Sejatinya, toleransi bukanlah hal baru bagi bangsa dan rakyat Indonesia yang dikenal religius. Karena telah menjadi bagian dari kehidupan sehari-hari sejak dahulu. Nenek moyang kita mewariskan nilai-nilai luhur bangsa berperadaban tinggi dan sarat makna filosofi kehidupan.
Keteladanan nilai-nilai toleransi leluhur bangsa terdapat dalam Kakawin Sutasoma yang ditulis Mpu Tantular, seorang pujangga buddhis. Kakawin yang berbunyi : Siwa Buddha Bhinneka Tunggal Ika, Tan Hana Dharma Mangrwa (Berbeda-beda namun tetap satu, tiada kebenaran yang mendua) ini bermakna membina kerukunan dan persatuan antar umat beragama.
Dengan mengedepankan persatuan yang menghargai keberagaman, para pendiri bangsa menetapkan Bhinneka Tunggal Ika sebagai semboyan negara. Ini menjadi warisan berharga bagi kita untuk terus bersemangat menjunjung tinggi toleransi, bertenggang rasa, serta mewujudkan kerukunan dan persatuan dalam keberagaman.
Toleransi merupakan hal mendasar dalam menjaga kerukunan dan merawat kebinekaan Indonesia. Menjadi inspirasi untuk menjalin komunikasi serta berinteraksi dalam kehidupan bersesama, dan sumber kekuatan untuk bersatu padu mencapai cita-cita bersama.
Prinsip toleransi adalah semangat mengedepankan persamaan dan menghormati perbedaan. Prinsip toleransi memperlakukan orang lain sebagai saudara yang saling mendukung dalam merekatkan tali persaudaraan dan menjalin persaudaraan sejati. Dengan kata lain, memanusiakan orang lain sesuai harkat dan martabatnya sebagai sesama manusia.
Secara universal, toleransi menjadi bagian dari esensi semua ajaran agama. Karena semua agama pada dasarnya mengajarkan nilai-nilai kemanusiaan yang sama. Toleransi menjadi pengejawantahan nilai-nilai religius agama dalam kehidupan bermasyarakat, berbangsa dan bernegara. Toleransi menjadi pedoman umat beragama untuk dipraktikkan dalam kehidupan, demi terwujudnya kerukunan, persatuan, dan kehidupan yang aman, damai, dan bahagia.
Bagi umat Buddha, Ajaran Benar / Kebenaran Universal (Dhamma) menjadi esensi sumber nilai ajaran Buddha; agar memiliki pikiran, ucapan, dan perilaku yang terkendali; dalam menjalani kehidupan dan berinteraksi dengan masyarakat. Guru Agung Buddha mengajarkan untuk selalu mengembangkan pikiran, ucapan, dan perilaku yang dilandasi dengan penuh cinta kasih (metta) dan welas asih / kasih sayang (karuna) kepada sesama.

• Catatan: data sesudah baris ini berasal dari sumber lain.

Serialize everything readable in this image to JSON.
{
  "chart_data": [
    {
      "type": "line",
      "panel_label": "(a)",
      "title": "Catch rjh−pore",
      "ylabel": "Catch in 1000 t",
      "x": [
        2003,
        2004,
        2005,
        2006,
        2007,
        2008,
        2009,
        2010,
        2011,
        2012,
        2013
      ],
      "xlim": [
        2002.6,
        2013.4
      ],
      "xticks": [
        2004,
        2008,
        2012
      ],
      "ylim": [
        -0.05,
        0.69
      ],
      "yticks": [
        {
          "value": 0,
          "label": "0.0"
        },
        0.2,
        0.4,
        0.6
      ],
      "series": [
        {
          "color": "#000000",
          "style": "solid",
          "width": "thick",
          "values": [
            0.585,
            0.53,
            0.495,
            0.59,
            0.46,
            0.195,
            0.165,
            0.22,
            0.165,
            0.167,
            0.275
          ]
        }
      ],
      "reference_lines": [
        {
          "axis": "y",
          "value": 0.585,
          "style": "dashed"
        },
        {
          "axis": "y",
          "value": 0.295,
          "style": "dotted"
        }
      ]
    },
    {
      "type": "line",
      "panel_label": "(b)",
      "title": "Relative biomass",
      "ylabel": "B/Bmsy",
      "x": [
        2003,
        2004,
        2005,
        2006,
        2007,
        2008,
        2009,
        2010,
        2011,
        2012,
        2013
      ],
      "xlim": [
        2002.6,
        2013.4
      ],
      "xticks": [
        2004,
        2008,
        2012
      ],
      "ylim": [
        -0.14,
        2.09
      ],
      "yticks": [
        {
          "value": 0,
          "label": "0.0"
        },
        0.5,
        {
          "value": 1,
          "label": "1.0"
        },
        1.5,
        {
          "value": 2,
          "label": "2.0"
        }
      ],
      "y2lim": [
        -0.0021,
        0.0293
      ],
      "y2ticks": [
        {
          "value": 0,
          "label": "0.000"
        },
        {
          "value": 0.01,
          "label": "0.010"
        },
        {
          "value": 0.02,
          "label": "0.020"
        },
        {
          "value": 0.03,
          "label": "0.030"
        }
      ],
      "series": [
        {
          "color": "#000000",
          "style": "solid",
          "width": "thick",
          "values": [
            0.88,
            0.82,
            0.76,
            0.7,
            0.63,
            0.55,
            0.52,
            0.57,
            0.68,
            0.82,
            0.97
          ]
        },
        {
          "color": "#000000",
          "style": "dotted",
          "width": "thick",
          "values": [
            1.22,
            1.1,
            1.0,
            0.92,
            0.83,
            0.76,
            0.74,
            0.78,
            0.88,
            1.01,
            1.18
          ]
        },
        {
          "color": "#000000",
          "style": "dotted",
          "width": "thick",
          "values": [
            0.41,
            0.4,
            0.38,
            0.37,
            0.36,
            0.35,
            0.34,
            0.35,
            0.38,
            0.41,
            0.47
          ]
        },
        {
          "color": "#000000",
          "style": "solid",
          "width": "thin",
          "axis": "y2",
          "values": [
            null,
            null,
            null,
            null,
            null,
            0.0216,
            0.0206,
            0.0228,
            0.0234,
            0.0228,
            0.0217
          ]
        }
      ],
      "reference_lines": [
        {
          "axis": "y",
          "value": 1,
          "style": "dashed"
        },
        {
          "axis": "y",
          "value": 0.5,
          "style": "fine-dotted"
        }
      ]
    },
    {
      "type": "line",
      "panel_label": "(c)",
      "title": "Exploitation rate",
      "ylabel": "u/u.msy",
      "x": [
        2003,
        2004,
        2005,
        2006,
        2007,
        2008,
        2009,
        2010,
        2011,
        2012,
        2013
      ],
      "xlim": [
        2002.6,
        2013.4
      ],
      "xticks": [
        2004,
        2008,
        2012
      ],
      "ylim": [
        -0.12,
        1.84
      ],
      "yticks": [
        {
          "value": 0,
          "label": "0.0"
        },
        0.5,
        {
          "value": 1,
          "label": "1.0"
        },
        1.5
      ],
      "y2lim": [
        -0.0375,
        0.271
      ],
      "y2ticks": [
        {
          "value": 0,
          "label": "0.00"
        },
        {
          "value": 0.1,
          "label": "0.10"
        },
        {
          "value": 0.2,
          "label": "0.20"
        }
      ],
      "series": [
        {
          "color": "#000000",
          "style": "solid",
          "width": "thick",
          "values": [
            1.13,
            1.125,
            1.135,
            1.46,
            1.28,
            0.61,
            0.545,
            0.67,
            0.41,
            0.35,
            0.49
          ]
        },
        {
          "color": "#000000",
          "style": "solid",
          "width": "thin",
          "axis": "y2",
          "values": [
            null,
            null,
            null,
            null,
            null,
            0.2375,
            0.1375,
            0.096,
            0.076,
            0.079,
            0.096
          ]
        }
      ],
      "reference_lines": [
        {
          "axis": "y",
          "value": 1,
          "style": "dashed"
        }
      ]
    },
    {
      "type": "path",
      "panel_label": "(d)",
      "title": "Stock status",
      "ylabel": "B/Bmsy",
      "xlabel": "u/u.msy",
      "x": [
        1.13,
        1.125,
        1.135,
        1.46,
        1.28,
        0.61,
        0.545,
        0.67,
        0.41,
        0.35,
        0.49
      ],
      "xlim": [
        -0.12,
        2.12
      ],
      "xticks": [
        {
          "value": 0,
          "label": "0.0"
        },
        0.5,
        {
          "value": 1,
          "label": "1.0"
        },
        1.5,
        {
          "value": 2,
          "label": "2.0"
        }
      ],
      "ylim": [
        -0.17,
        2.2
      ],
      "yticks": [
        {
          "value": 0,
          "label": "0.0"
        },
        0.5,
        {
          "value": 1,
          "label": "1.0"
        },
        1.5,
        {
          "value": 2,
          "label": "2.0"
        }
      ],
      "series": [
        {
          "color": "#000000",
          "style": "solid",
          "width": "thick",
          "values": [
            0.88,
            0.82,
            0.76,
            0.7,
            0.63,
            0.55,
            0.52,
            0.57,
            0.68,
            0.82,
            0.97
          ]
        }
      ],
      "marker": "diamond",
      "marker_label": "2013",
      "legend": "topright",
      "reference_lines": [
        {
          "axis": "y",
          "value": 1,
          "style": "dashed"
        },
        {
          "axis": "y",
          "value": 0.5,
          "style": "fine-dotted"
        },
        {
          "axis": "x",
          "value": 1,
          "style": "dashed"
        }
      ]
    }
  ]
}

Toleransi dalam buddhis sangat luas dan mendalam. Kitab Suci Tipitaka mengandung nilai-nilai toleransi, yang tercermin dalam berbagai nasihat, tindakan dan sikap Buddha beserta para siswa-Nya yang mengembangkan toleransi dalam menjalin hubungan sosial.
Dengan mengedepankan cara moderasi dan kemampuan untuk menghargai pihak lain yang memiliki tradisi dan ajaran yang berbeda, nilai-nilai toleransi diajarkan Guru Agung Buddha kepada murid-murid-Nya melalui praktik langsung dalam kehidupan.